Observation 2: The surprise of self-esteem
The process of pulling away from these thoughts was like trying to pull a rabbit backwards out of its warren. I had already started launching in to replaying a dialogue with someone, going deeper in to the feelings, my body reacting as if I was there, uncomfortable, trying to distract myself and wanting to stop. After I pulled away, I felt myself in the room, the vibration of my voice and was shocked by the accompanying message. I’m leaving this alone so ‘I must be more important than this thought’. I felt an increased sense of care for myself in the present. I felt calmer and emotionally regulated.
Observation 3: A parallel process of self-regulation in real life.

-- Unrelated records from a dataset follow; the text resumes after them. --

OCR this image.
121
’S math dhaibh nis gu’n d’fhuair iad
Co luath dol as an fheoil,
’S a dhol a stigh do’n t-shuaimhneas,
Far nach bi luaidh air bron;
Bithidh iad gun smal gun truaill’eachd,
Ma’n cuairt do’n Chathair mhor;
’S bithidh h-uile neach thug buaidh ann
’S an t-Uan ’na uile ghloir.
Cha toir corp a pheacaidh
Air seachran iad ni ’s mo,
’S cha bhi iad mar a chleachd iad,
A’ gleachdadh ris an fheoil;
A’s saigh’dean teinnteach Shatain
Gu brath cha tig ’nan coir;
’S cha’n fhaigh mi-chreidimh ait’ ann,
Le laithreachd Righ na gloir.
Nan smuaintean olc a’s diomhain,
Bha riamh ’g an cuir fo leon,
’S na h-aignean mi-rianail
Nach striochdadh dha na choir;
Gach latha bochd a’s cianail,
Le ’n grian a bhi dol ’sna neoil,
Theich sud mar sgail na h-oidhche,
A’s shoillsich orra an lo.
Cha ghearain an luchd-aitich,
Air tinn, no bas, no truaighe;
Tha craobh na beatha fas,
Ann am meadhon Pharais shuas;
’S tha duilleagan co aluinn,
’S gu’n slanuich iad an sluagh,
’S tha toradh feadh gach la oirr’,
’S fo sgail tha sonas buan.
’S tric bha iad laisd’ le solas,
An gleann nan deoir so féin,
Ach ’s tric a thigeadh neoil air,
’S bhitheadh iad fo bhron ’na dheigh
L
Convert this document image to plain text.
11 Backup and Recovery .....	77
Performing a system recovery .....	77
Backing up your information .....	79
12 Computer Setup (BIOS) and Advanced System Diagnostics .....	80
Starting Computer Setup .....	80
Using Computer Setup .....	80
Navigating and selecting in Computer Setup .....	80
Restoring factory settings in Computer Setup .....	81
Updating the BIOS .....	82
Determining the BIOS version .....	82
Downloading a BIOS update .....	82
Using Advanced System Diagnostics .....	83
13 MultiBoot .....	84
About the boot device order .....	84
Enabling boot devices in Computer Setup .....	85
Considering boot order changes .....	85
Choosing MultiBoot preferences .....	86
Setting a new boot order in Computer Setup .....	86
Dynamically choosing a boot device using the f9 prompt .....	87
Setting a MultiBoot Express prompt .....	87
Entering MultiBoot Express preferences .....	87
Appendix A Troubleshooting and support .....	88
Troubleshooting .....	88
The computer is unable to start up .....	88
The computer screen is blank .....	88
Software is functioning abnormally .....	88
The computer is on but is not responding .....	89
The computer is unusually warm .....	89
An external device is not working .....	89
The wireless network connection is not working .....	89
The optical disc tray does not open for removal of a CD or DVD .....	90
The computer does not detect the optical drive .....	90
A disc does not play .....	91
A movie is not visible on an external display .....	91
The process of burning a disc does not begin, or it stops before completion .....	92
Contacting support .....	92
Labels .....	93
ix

Often in real life when a distressing thought occurs, the failure to pull away from it, causes a spiral of negative emotion such as anxiety or anger that can drain me psychologically and causes physiological reactions which reinforces their influence. Self-regulation; returning to a state of feeling calm and present often comes through distraction – watching Netflix, playing candy crush, or maybe having a joint. But what meditation is teaching me is that I can centre my mind at any point if I develop the ability. Exercising the ‘muscle’ of self-regulation through meditation is empowering; for me its not so much about remaining clear headed at all times but more about knowing what pulls me in, that I can pull away and that I can support myself emotionally by doing so. If I can apply this to real life it could save me hours of distraction! Perhaps, when school children get in to trouble, they are also hooked by their emotions and are learning self-regulation through mentally walking away. I carried my experience the following day feeling more assured that I don’t have to go down that rabbit hole when a thought occurs. I’m now hooked on creating a healthy mind through meditation – what a simple, powerful tool!